5.2.2013, Nicolas Berlie / Photo: Sébastien Féval
Alors que le marché des liseuses Kindle, Kobo ou Sony se développe, le catalogue francophone d’e-books reste lacunaire en Suisse.
On évoque souvent l’«îlot de cherté» helvétique. Mais, en matière de livre électronique, la Suisse romande est un îlot tout court: difficile, voire impossible, d’acheter un e-book sur un shop français, faute d’une adresse ou d’une carte de crédit bleu-blanc-rouge. A quelques exceptions près, comme amazon.fr. Mais là encore, une mauvaise surprise attend les clients suisses: ils n’ont droit qu’à un catalogue réduit. Les Français peuvent, par exemple, télécharger Les particules élémentaires d’Houellebecq, alors que les Helvètes doivent se rabattre sur la version poche…

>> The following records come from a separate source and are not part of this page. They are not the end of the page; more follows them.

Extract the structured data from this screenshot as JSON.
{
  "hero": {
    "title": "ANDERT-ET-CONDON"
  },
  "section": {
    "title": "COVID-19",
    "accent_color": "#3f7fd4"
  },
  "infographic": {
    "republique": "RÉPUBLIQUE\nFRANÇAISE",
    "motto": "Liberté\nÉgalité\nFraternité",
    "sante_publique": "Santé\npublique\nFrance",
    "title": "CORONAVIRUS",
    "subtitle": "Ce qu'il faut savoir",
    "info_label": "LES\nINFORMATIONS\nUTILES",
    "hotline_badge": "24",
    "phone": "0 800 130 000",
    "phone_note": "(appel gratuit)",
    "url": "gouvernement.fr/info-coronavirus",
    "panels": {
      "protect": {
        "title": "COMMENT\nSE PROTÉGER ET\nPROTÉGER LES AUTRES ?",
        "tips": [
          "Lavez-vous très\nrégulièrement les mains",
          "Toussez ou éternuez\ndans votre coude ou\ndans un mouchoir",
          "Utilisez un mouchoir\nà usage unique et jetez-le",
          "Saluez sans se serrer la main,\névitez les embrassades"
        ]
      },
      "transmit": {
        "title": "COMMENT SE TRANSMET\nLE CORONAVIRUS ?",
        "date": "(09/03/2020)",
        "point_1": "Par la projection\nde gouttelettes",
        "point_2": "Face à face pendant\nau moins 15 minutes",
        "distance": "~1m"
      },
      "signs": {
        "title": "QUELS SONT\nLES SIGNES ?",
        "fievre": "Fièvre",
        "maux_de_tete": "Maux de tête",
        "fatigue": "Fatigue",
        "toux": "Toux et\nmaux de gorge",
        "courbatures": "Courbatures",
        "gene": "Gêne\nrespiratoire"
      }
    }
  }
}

Explication d’Amazon: ce sont les éditeurs qui décident, en fonction de la résidence de l’acheteur, de la disponibilité d’un contenu. Et cette dernière «peut évoluer au cours du temps», ajoute la porte-parole Stéphanie Padilla. Même son de cloche à Genève. «Les éditeurs décident des droits pays par pays, dit Olivier Réaut, directeur des produits éditoriaux chez Fnac Suisse. Or la plupart se concentrent sur les gros marchés. Depuis Paris, la Suisse romande paraît bien secondaire.»
Le débat autour du prix du livre fournit un autre élément d’explication. La différence entre le même e-book payé en euros et en francs oscille autour des 4%. C’est peu par rapport à l’écart qui existe dans la librairie physique, et cela peut justifier le coup de frein des éditeurs français. «Certains craignent sans doute que le numérique ne cannibalise les ventes de livres physiques», suggère Pascal Vandenberghe, directeur de Payot.
Qu’on ajoute à cela l’attentisme de beaucoup de petits éditeurs, et on comprend que le catalogue se réduit comme peau de chagrin dès qu’on passe au numérique. La Vérité sur l’Affaire Harry Quebert, édité par L’Age d’Homme, est ainsi indisponible en version e-book, tant en Suisse qu’en France.
L’exception romande
Conséquence, on observe plusieurs trous béants dans le catalogue sur payot.ch, fnac.ch ou e-readers.ch, pourtant mieux pourvu qu’Amazon. «Nous avons principalement des contrats de mandat. L’éditeur décide du prix et du contenu, et, au final, le consommateur est pénalisé», souligne Nicolas Moser, responsable numérique chez OLF, dont la plateforme est utilisée aussi bien par Fnac Suisse que par Payot. Pour illustrer le retard helvétique, Nicolas Moser cite l’exemple d’Interforum (Plon, Robert Laffont, Pocket), qui vient tout juste d’intégrer son catalogue numérique, «après deux ans et demi de négociations». Un dernier éditeur manque encore à l’appel, Flammarion.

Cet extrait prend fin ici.